We all have dark thoughts and moods every once in a while. That’s part of being human. But any sustained ideation or inclination to hurt yourself or someone else is a red flag and needs mental health intervention.
“It’s not your job to make people love you. It’s your job to show people who you are and allow them the opportunity to love you, if they want to.
If they don’t, please just let them walk away.
They were probably going to walk away anyway, they were just sticking around to see if you’d beg a little bit. Don’t even give them that.
Let them go.
You’re not a shape shifter. You’re not going to turn into the version of yourself that you think would be more lovable by the person you are trying to be loved by.
That’s not love, that’s exhausting.”
-Elyse Myers, one of my favorite Tiktokers.
You deserve to be loved for who you genuinely are.
I wish I’d read this when I was young. Would’ve saved me years of pain and frustration.
A wise friend once told me that the kids will do as well as you do. You can’t be a good parent if you’re a miserable person.
Do what you need to do to stay healthy and sane.
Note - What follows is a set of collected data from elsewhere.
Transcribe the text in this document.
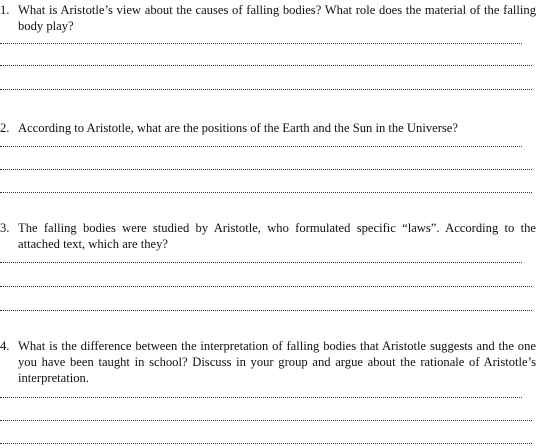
1. What is Aristotle’s view about the causes of falling bodies? What role does the material of the falling body play?

2. According to Aristotle, what are the positions of the Earth and the Sun in the Universe?

3. The falling bodies were studied by Aristotle, who formulated specific “laws”. According to the attached text, which are they?

4. What is the difference between the interpretation of falling bodies that Aristotle suggests and the one you have been taught in school? Discuss in your group and argue about the rationale of Aristotle’s interpretation.
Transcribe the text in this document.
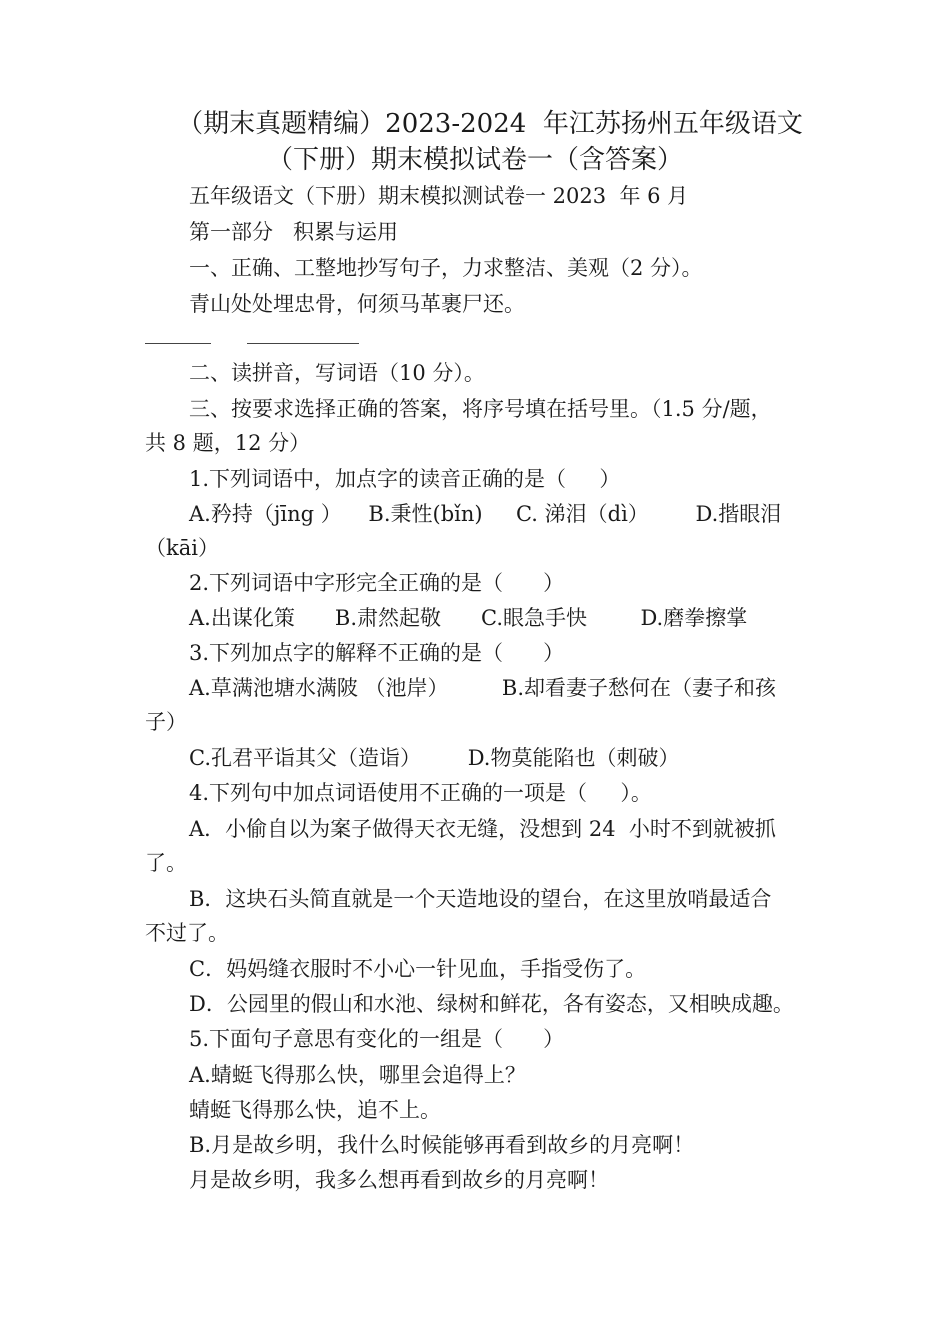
（期末真题精编）2023-2024  年江苏扬州五年级语文
（下册）期末模拟试卷一（含答案）
五年级语文（下册）期末模拟测试卷一 2023  年 6 月
第一部分   积累与运用
一、正确、工整地抄写句子，力求整洁、美观（2 分）。
青山处处埋忠骨，何须马革裹尸还。
二、读拼音，写词语（10 分）。
三、按要求选择正确的答案，将序号填在括号里。（1.5 分/题，
共 8 题，12 分）
1.下列词语中，加点字的读音正确的是（     ）
A.矜持（jīng ）    B.秉性(bǐn)     C. 涕泪（dì）       D.揩眼泪
（kāi）
2.下列词语中字形完全正确的是（      ）
A.出谋化策      B.肃然起敬      C.眼急手快        D.磨拳擦掌
3.下列加点字的解释不正确的是（      ）
A.草满池塘水满陂 （池岸）        B.却看妻子愁何在（妻子和孩
子）
C.孔君平诣其父（造诣）       D.物莫能陷也（刺破）
4.下列句中加点词语使用不正确的一项是（     ）。
A．小偷自以为案子做得天衣无缝，没想到 24  小时不到就被抓
了。
B．这块石头简直就是一个天造地设的望台，在这里放哨最适合
不过了。
C．妈妈缝衣服时不小心一针见血，手指受伤了。
D．公园里的假山和水池、绿树和鲜花，各有姿态，又相映成趣。
5.下面句子意思有变化的一组是（      ）
A.蜻蜓飞得那么快，哪里会追得上？
蜻蜓飞得那么快，追不上。
B.月是故乡明，我什么时候能够再看到故乡的月亮啊！
月是故乡明，我多么想再看到故乡的月亮啊！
Stuff will happen and you’ll think “I can’t get through this. I can’t go on.” In the moment it really feels that way. But ...You will survive. You’ll find a way. Never give up on yourself. I never will.
Sometimes our bodies can betray us. Something goes wrong and healthy cells are replaced with broken cells: Cancer, diabetes, heart disease, auto-immune diseases, etc. Mental health can become diseased too: Depression, anxiety, compulsive behavior, suicidal thoughts. The very good news is that good medical care is available for all of these things. That, along with the love and support of family and friends helps our bodies to heal. Physical illness is obvious. Sometimes people keep their mental pain a secret. Please promise me you’ll never keep any pain you’re going through a secret.
When things get scary, look for the helpers. This is true in physical crises and existential ones. SCOTUS just passed down a few truly horrifying rulings, including reversing Roe v Wade. I’m disheartened in all that’s going on, but was reminded to look for the helpers, the activists, etc. Look for them…and join them.
Start something new and let yourself revel in being bad at it. Paint badly, dance badly, write badly, play badly. Keep at it, and don’t let yourself get discouraged. Eventually you’ll be good at it!
Yes, push yourself and see how far / fast / high you can go (physically, academically, etc.) But remember, you have nothing to prove to anyone except yourself.
Newborn babies don’t know their tummy hurst because they have to pass gas. They don’t know how to fall asleep when they’re tired. We have to provide all that context and help them learn about themselves. And we have to be patient with them. It’s hard work being a baby!
Career is so important to your life satisfaction. Do what makes you happy. If you’re really at a loss for what you want to do for work, then go where you’re needed.
The next world is perfect and permanent. This world is neither, so save yourself the stress of trying to make things perfect (house, job, body, relationships, bank account, etc.) Embrace the impermanence by cherishing the good times. Know that the bad times won’t last. Remember that you are loved very much, and that God will shower you with the grace you need to handle whatever this imperfect life throws at you.
Curate a presentation on heartbreak. Talk about heartbreaks endured by people we know, fictional characters, historical figures, etc. Point is to normalize it, prepare them for it and teach them that they will come out the other side.
Being accountable means saying that I was responsible for making sure this did not happen - but it did happen. I accept the blame and an prepared to incur the consequences. I will work earnestly to earn back your trust and confidence. The opposite of accountability is to make excuses or blame someone else for your mistake.